Thank you! Doesn't it just look so decadent and delicious! I really want to try it but googling hasn't yielded any decent recipe so far ...

OP posts:
Gladioli23 · 21/01/2022 21:57

I reckon you could "create your own" in terms of a recipe for this. I think you'd need a spring form or loose bottomed pan, then you'd want a cake that will be reasonably robust - I'd imagine something like the sponge for a Swiss roll would be what you need there. A standard chocolate mousse would be fine I think (the sort with egg whites is my preferred option - I think the chocolate would give it enough stability without gelatin) and then you could use a non baked cheesecake for the topping - I'm not sure if theirs is vanilla or white chocolate.

In terms of recipes:

Mary berry's can't go wrong chocolate cake is my go to for a sponge but it's a full size two layer cake made with only two eggs so I think it would require a big tin.

Mousse wise a chocolate variation on this white chocolate one would be my choice: www.google.com/amp/s/www.deliciousmagazine.co.uk/recipes/white-chocolate-mint-mousse/amp/ but thinking about it further, one made with gelatine might give a less solid cake?

Then cheesecake wise if you want a white chocolate one on top this one is good:

www.bbcgoodfood.com/recipes/malt-chocolate-cheesecake

And a ganache would just be your ratio of dark chocolate to cream - a thin, pourable ganache is usually 2:1 cream to chocolate but you could reduce the cream quantity to make it thicker.

bakinginspo · 22/01/2022 09:38

Thank you so much @Gladioli23, this is genius!!! I thought about being experimental with it but couldn't quite picture the cheese cake sitting on mousse. I will give it a try with the recipes you've suggested Smile

This is probably a good kick in the bum for me! I normally have little trust in myself and so feel like if I don't follow a recipe to the letter, the outcome can't possibly be tasty. Maybe I can learn to dare to experiment a bit more!

OP posts:
bakinginspo · 22/01/2022 09:39

(Still if there is anyone out there who remembers seeing this cake in a recipe book they have, or knows something about where it comes from/in what sort of direction I could do some further digging, I'd still love to hear this too!)

OP posts:
Gladioli23 · 22/01/2022 21:04

Ahah, I think I am pretty much the opposite in terms of recipes.
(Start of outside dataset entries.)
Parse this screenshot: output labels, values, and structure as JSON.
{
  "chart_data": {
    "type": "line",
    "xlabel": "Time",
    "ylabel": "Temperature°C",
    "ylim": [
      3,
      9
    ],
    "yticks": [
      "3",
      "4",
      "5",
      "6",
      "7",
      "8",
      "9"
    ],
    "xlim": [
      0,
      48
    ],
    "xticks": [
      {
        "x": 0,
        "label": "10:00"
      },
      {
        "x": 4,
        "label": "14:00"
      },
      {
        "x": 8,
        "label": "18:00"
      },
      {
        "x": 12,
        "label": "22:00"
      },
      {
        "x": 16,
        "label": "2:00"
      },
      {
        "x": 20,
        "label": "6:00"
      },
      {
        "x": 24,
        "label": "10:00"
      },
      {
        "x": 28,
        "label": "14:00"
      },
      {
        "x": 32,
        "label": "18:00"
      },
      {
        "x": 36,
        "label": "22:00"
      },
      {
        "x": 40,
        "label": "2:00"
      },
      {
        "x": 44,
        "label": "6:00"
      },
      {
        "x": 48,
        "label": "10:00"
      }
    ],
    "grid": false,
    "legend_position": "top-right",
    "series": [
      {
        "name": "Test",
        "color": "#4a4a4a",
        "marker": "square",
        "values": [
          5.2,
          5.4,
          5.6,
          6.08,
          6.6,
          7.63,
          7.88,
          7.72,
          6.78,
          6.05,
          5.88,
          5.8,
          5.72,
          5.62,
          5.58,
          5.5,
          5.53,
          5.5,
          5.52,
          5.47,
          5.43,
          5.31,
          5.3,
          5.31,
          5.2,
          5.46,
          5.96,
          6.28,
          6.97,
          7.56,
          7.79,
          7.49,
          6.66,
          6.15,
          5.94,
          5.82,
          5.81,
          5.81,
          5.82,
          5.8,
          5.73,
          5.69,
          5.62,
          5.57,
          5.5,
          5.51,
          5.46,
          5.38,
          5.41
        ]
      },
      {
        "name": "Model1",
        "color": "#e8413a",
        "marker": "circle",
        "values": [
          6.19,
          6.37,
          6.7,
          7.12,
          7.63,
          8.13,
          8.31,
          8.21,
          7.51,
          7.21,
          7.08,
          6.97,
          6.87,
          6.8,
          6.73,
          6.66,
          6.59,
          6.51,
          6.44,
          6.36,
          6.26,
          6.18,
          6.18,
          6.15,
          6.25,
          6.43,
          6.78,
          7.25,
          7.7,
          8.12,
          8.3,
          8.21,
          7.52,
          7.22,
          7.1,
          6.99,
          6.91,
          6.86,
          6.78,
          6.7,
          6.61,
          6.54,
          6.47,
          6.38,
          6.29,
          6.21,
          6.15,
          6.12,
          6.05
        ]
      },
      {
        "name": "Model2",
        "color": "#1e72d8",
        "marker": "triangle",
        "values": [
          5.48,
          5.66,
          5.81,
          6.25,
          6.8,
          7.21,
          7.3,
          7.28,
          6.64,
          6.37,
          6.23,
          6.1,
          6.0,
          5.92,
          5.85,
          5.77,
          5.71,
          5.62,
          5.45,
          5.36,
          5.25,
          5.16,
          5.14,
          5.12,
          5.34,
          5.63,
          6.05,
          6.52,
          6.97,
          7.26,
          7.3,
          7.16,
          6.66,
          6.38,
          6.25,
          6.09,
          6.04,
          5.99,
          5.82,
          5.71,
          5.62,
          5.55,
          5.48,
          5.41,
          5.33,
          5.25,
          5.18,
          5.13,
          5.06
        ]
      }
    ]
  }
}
I don't usually just make things up from scratch, but I pretty regularly read maybe 10-15 recipes for a dish then take the one I think will work best as the base and then adapt it based on my favourite parts of the others.

e.g. my chocolate brownie recipe is technically nigella from how to be a domestic goddess but I exchange a chunk of the white sugar for dark brown to give it a more molasses-y taste, then also switch in 15g of cocoa powder to replace the butter, and switch out a chunk of the nuts for white chocolate chunks ... At which point one sort of has to wonder if it's the same recipe any longer? All my recipe books are full of edits like that!